I recently changed my working hours so that I now work four long days and have Mondays off. It’s marvellous – although my workday evenings are now compressed into the following: stretch – eat – speak briefly to Sigoth – sleep. Usually I take the Monday to do jobs that need attention, which may be anything from sorting out a bill to (more commonly) catching up on jobs I have agreed to do for my local Quaker meeting. Sigoth also uses Monday for his Quaker jobs and so the days formerly known as “Monday” are now called “Quakerday” in EBL Towers. However, this weekend we spent much of Saturday and Sunday being Quakerly, so this Monday I am taking time out officially to do Leisure.
As a result I can proudly announce that today I shall be mostly knitting with toothpicks.
Well, that’s what it feels like. Youngest Offspring has requested a jumper and so that is what he will receive if it kills me. The one he wants is this one:
The thing is it requires 3mm double pointed needles for the rib.

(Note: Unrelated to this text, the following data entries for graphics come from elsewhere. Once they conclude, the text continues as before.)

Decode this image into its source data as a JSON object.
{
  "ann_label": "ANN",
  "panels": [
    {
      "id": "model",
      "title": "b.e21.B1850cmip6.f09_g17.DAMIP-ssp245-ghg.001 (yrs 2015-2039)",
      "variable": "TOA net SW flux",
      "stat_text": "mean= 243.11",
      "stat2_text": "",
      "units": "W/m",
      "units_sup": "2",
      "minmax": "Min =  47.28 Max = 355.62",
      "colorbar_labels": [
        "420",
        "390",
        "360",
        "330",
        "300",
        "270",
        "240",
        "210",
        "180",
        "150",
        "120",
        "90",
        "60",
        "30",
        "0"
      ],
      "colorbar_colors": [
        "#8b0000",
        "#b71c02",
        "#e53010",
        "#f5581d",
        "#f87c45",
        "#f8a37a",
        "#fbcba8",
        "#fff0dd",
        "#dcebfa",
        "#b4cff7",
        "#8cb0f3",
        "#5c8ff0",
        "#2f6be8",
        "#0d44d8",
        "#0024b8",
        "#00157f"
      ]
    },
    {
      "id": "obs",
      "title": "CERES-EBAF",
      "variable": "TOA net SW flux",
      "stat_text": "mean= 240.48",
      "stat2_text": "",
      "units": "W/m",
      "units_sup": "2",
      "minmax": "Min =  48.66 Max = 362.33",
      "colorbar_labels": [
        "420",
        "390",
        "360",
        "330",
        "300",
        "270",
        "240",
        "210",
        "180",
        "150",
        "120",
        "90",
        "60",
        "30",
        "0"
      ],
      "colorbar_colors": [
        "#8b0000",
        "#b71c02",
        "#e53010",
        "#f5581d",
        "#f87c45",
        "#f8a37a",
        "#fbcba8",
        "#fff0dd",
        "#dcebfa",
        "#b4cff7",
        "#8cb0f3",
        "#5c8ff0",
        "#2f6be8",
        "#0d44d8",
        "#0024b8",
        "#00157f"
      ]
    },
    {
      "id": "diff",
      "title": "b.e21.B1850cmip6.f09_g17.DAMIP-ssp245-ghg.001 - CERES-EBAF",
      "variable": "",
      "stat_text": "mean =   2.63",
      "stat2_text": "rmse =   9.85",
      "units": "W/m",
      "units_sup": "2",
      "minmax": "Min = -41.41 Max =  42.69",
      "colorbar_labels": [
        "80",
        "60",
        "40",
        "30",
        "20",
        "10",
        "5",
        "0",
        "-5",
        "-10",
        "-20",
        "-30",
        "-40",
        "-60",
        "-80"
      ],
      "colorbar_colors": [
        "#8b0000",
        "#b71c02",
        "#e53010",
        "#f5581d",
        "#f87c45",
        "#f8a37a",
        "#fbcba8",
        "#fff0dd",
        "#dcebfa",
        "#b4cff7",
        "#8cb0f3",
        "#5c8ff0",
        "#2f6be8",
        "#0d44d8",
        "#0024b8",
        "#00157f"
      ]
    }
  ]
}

Now, I love circular knitting. No seams to sew up. But I am not happy using double pointed needles (DPNs). It’s like wrestling with half an octopus that has porcupine in its family tree, an octopine as it were. It’s scratchy and jabby and catches in my own sleeves and requires my fingers to bend in inhuman directions. Doing such digital gymnastics with the slender 3mm variety feels like a nightmare involving a speed-eating competition at the kind of Chinese restaurant where they won’t give you knives and forks even when you ask nicely and admit you are an inadequate human.
This is what I am working with.
See what I mean?
Now I know that some of you out there will be massively competent at DPN-whispering. I admit I am slightly less likely to twist the first row and produce a Mobius Strip using them instead of a circular needle. I admit they look cool and entitle the user to claim a minimum of + 3 Knitting Ability at a Knitting Master’s Convention. Yet with all that admittedness, it’s still enough to drive a body to crochet, where only one needle is involved; although somehow that’s almost as bad. As George Orwell said, two needles good, four needles (or, alternatively, one) bad.
Suffice it to say I am most keenly anticipating finishing the rib of the second sleeve and bidding the toothpicks farewell.
Do you have this kind of love-hate relationship with your hobbies? After all I am supposed to be doing this for fun, but there are parts of the process (and I find this is true of most of my other hobbies as well) which really make my heart sink.